RRBF-KMA: High-resolution radar–gauge merged precipitation dataset for South Korea (2016–2024)
Abstract. This study presents a long-term, high-resolution precipitation dataset over South Korea generated by merging nationwide composite radar reflectivity with dense rain gauge observations from the Korea Meteorological Administration (KMA). The dataset provides precipitation at 10-minute temporal resolution and 0.5 km spatial resolution on a regular grid of 2305 × 2881 pixels, covering the period from 2016 to 2024.
Rain gauge observations, originally recorded at 1-minute intervals, are quality-controlled and aggregated to 10-minute accumulations prior to merging. Radar inputs are obtained from the nationwide composite reflectivity product provided by KMA. To ensure temporal consistency in the merged precipitation fields, a radar–gauge bias correction scheme is applied in which scaling factors are updated at 10-minute intervals during precipitation events and constrained relative to preceding time steps. This approach reduces spurious temporal variability while maintaining sensitivity to evolving precipitation systems.

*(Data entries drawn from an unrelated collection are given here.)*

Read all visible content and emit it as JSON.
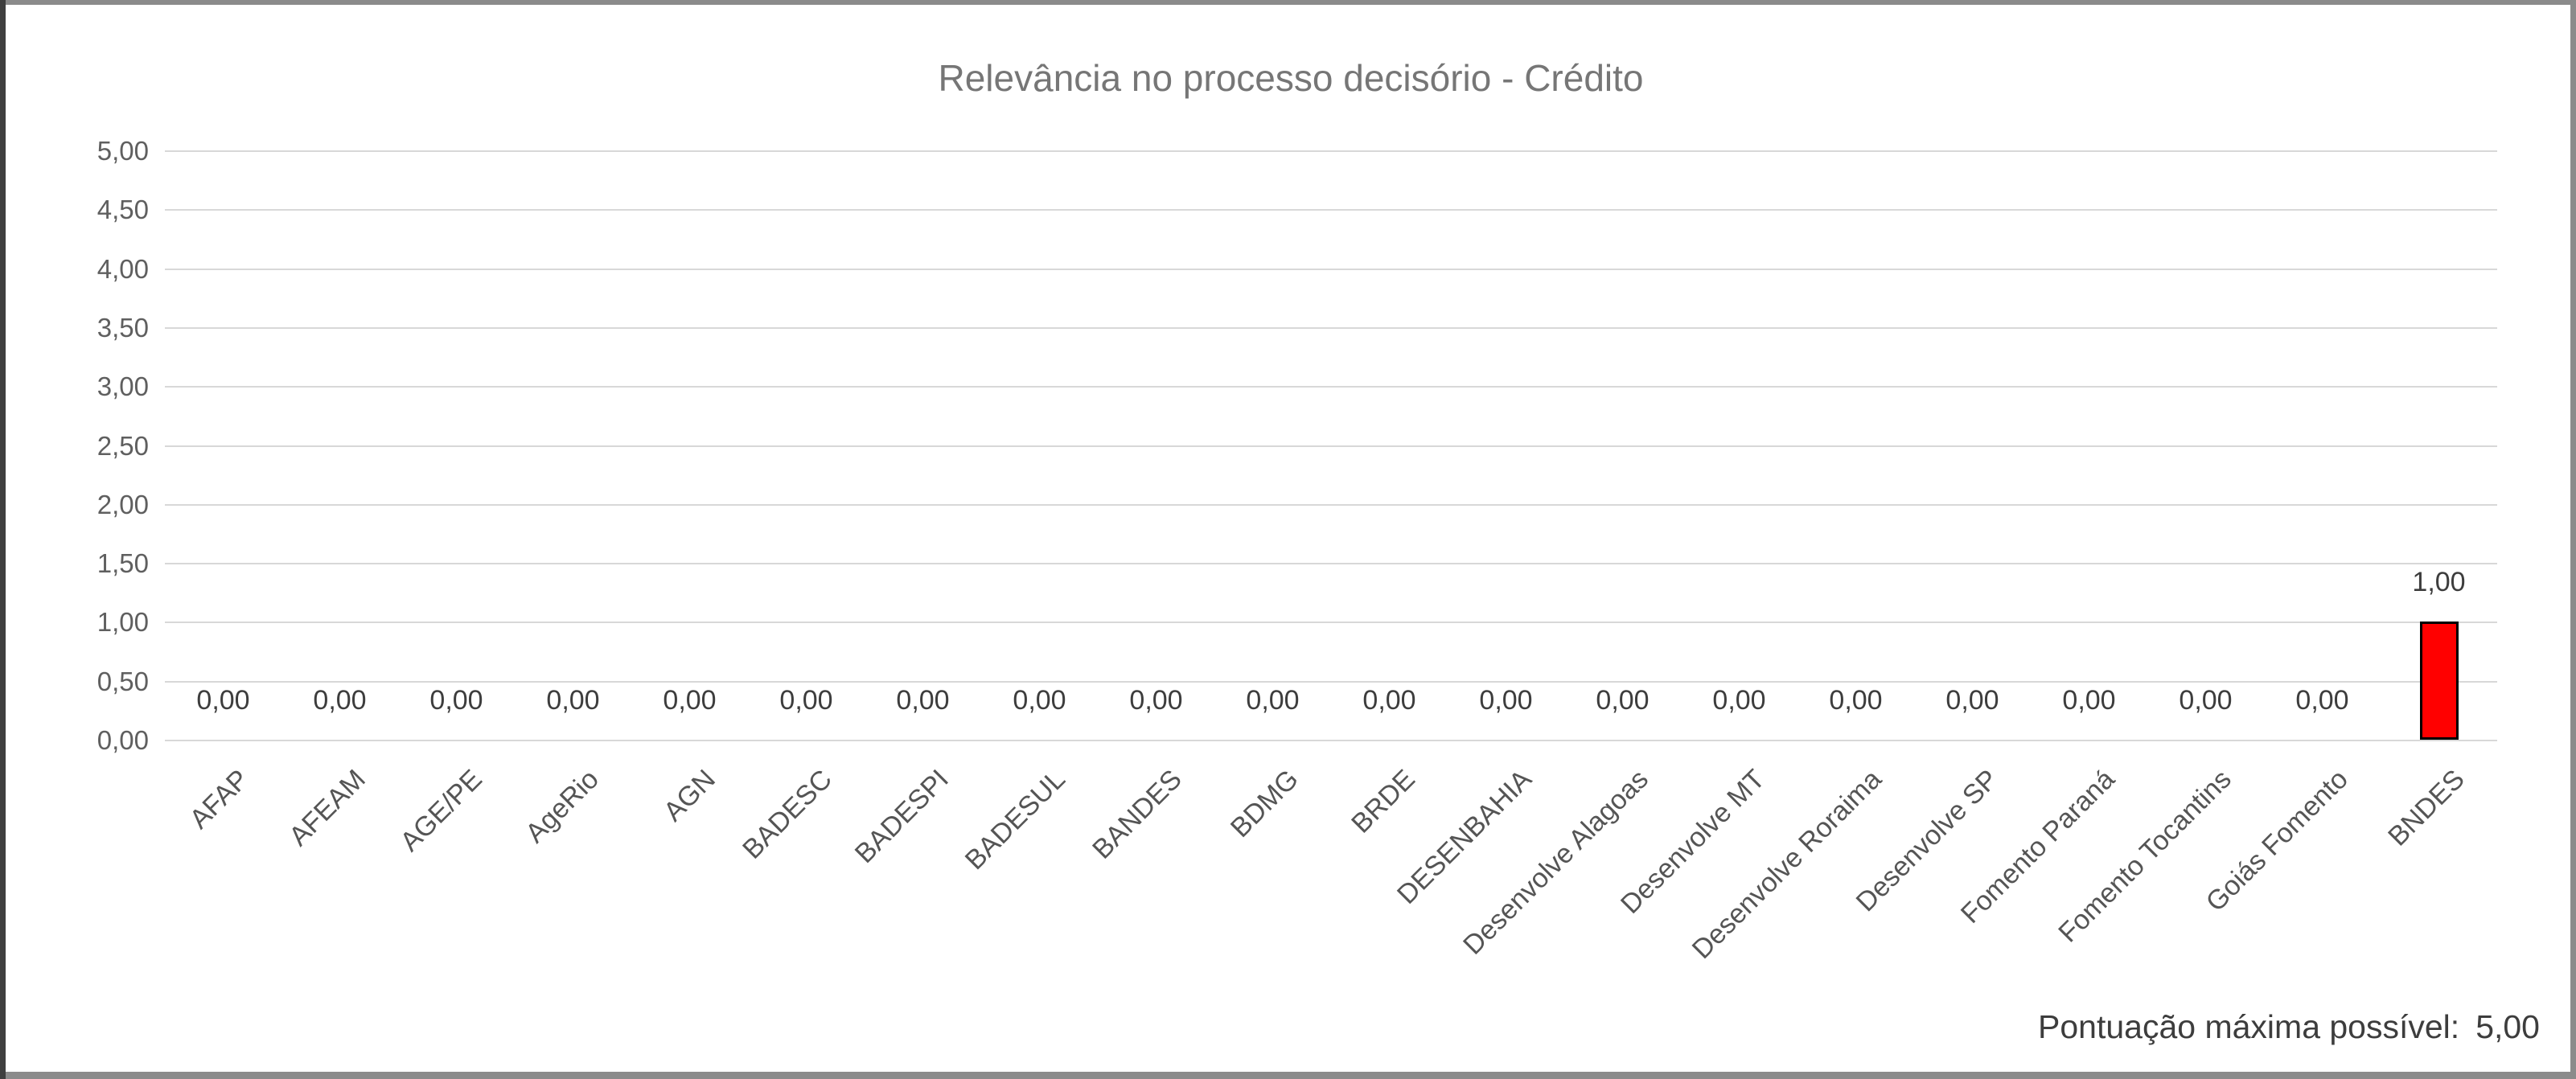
{
  "chart": {
    "title": "Relevância no processo decisório - Crédito",
    "note": {
      "label": "Pontuação máxima possível:",
      "value": "5,00"
    },
    "y_axis": {
      "tick_labels": [
        "5,00",
        "4,50",
        "4,00",
        "3,50",
        "3,00",
        "2,50",
        "2,00",
        "1,50",
        "1,00",
        "0,50",
        "0,00"
      ]
    },
    "categories": [
      "AFAP",
      "AFEAM",
      "AGE/PE",
      "AgeRio",
      "AGN",
      "BADESC",
      "BADESPI",
      "BADESUL",
      "BANDES",
      "BDMG",
      "BRDE",
      "DESENBAHIA",
      "Desenvolve Alagoas",
      "Desenvolve MT",
      "Desenvolve Roraima",
      "Desenvolve SP",
      "Fomento Paraná",
      "Fomento Tocantins",
      "Goiás Fomento",
      "BNDES"
    ],
    "value_labels": [
      "0,00",
      "0,00",
      "0,00",
      "0,00",
      "0,00",
      "0,00",
      "0,00",
      "0,00",
      "0,00",
      "0,00",
      "0,00",
      "0,00",
      "0,00",
      "0,00",
      "0,00",
      "0,00",
      "0,00",
      "0,00",
      "0,00",
      "1,00"
    ],
    "values": [
      0,
      0,
      0,
      0,
      0,
      0,
      0,
      0,
      0,
      0,
      0,
      0,
      0,
      0,
      0,
      0,
      0,
      0,
      0,
      1
    ],
    "colors": {
      "bar_fill": "#ff0000",
      "bar_border": "#000000",
      "gridline": "#d8d8d8",
      "title_text": "#767676",
      "axis_text": "#5f5f5f",
      "label_text": "#3d3d3d"
    }
  },
  "chart_data": {
    "type": "bar",
    "title": "Relevância no processo decisório - Crédito",
    "categories": [
      "AFAP",
      "AFEAM",
      "AGE/PE",
      "AgeRio",
      "AGN",
      "BADESC",
      "BADESPI",
      "BADESUL",
      "BANDES",
      "BDMG",
      "BRDE",
      "DESENBAHIA",
      "Desenvolve Alagoas",
      "Desenvolve MT",
      "Desenvolve Roraima",
      "Desenvolve SP",
      "Fomento Paraná",
      "Fomento Tocantins",
      "Goiás Fomento",
      "BNDES"
    ],
    "values": [
      0.0,
      0.0,
      0.0,
      0.0,
      0.0,
      0.0,
      0.0,
      0.0,
      0.0,
      0.0,
      0.0,
      0.0,
      0.0,
      0.0,
      0.0,
      0.0,
      0.0,
      0.0,
      0.0,
      1.0
    ],
    "xlabel": "",
    "ylabel": "",
    "ylim": [
      0,
      5
    ],
    "ytick_step": 0.5,
    "decimal_separator": ",",
    "grid": true,
    "legend": false,
    "data_labels": true,
    "annotations": [
      "Pontuação máxima possível:  5,00"
    ]
  }
}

Residual differences between bias-corrected radar estimates and gauge observations are interpolated using a Residual Radial Basis Function (RRBF) method. The method models spatially structured residuals to preserve fine-scale radar-derived variability while incorporating gauge-based corrections. The entire merging procedure is computationally efficient, requiring approximately one minute per 10-minute analysis, which supports near-real-time implementation.
The dataset is evaluated through comparison with conventional geostatistical interpolation methods, with particular emphasis on bias characteristics and spatial coherence. The resulting product provides temporally continuous and spatially consistent precipitation fields suitable for hydrological applications, extreme rainfall analysis, and urban flood forecasting. The dataset, together with detailed documentation of the generation and validation procedures, is publicly available for research and operational use.